|Mary Ewald as Prospero in The Tempest (Shawn Hardison)|
New City Theater
Through April 30, 2016
The tiny storefront venue of New City Theater can change just about any stage viewing experience dramatically, just because it’s so tiny. The intimate environment almost plunges one into the action of the play. So it is with their mounting of Shakespeare’s The Tempest, which you have two more weekends to catch.
They’ve covered the playing area with fine white sand, since this island play deserves a beachy feel (designed by Nina Moser). The presentation is spare, except for fantasy-appropriate clothing (also by Moser). The 14 players are mere inches away from the 49 seat audience!

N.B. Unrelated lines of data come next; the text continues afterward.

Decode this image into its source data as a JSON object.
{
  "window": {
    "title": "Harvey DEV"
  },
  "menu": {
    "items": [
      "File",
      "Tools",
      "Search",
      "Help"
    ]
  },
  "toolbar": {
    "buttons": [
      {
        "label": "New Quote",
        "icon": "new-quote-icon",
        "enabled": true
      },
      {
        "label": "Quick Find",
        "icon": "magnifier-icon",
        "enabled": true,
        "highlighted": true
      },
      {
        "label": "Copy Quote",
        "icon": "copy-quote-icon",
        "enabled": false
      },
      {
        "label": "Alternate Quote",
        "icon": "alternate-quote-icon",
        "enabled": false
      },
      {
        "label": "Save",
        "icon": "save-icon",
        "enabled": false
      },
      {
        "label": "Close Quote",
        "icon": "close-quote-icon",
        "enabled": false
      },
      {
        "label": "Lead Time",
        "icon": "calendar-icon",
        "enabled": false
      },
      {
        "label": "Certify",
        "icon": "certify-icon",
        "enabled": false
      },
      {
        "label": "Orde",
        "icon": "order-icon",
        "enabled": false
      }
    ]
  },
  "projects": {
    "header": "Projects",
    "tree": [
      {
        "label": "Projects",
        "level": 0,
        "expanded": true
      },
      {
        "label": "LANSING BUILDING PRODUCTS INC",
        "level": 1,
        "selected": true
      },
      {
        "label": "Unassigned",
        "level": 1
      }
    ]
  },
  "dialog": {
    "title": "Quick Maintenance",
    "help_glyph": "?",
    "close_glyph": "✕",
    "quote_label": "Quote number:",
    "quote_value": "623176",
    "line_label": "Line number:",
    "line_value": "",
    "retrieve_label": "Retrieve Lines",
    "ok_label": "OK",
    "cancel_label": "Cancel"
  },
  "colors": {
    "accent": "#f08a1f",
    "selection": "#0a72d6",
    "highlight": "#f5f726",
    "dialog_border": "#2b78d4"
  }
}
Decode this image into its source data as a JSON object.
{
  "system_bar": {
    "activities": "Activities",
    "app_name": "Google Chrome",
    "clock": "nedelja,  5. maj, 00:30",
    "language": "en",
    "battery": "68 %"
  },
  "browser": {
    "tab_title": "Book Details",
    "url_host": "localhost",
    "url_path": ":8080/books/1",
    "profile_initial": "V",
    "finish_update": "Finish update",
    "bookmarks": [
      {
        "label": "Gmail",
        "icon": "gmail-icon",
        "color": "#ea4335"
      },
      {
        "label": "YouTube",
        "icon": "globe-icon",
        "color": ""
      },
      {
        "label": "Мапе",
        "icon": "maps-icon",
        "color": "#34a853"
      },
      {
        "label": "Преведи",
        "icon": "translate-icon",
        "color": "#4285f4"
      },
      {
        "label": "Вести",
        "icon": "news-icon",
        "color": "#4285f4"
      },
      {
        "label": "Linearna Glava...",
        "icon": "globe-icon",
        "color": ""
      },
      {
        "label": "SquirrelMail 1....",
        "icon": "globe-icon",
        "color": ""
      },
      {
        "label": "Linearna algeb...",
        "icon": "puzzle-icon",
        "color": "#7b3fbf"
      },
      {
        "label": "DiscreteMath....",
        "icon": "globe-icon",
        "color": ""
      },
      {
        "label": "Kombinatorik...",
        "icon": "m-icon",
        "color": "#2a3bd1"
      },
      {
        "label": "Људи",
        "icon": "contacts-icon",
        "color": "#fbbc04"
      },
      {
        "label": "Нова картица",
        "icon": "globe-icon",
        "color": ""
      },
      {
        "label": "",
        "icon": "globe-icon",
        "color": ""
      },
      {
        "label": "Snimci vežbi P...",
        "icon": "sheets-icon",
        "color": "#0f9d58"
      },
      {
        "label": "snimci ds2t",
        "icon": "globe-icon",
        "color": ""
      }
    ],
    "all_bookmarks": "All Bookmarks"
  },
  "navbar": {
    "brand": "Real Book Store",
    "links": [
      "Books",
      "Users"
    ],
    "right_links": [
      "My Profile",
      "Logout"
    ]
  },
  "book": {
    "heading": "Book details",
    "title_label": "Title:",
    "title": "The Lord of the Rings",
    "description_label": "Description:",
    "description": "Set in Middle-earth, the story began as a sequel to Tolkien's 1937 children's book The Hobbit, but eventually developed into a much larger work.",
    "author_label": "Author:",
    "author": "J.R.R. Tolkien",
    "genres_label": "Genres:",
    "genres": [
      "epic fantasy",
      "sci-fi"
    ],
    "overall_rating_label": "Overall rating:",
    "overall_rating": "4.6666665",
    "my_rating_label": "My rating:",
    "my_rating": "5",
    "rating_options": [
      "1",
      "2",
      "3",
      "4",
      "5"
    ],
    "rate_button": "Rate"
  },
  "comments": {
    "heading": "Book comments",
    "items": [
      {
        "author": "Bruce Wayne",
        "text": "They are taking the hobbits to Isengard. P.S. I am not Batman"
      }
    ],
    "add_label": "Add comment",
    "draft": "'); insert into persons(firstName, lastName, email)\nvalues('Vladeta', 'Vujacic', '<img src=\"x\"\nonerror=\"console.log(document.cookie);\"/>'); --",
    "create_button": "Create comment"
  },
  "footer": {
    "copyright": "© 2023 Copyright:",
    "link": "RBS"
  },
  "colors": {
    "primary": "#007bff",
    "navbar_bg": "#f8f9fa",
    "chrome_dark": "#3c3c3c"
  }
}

This production, directed by John Kazanjian, allows Mary Ewald to play either Duke Prospero or Slave Calaban and swap roles with Peter Crook. Also, Susan Corzatte and Cynthia Whalen play the King and his brother, and Meme Garcia gets a couple of small male roles, and Julie Jamieson plays servant Trinculo (opposite her son Harry Todd Jamieson as Stephano). The other roles, Duke Antonio (Kevin McKeon), friend to Prospero, Gonzalo (Seanjohn Walsh), Ferdinand, the King’s son (Brandon J. Simmons), Miranda, Prospero’s daughter (Skylar Tatro), and Sprite Ariel (Elena Ewald Kazanjian) are un-gender-swapped.
This mystery play by Shakespeare involves lots of magical coincidences. Prospero, who has developed magical powers on the island he’s been living on in exile, is able to founder a boat containing his usurping brother and the King and company, without losing the boat or hurting any passengers. Through his servant Ariel, he then is able to reveal Antonio’s perfidy, help his daughter fall in love with the King’s son, and school the “monster” Caliban from betraying him.
The production adds a capella musical moments, arranged by singer Nancy Brasseale, with Ewald Kazanjian displaying a lovely singing voice, and joined by Piper Carafa-Olson. This allows for breaks from the action, and also augments the magic by weaving a spell on the audience.
New City has a pure aesthetic with Shakespeare and provides a deep understanding of the text. It’s also fun to see Mary Ewald (as I did) take on a powerful man. It changes the dynamic of the meaning of the play when a woman is disenfranchised of her right of ascension and ends up banished to an island.
The Jamiesons are a fun duo, playing clowns with each other, too. There are a lot of moments to appreciate here. You quickly forget the gender swaps and just enjoy the cast.
This may turn out to be one of their last Shakespearean productions, so you should probably work extra hard to get over to see it!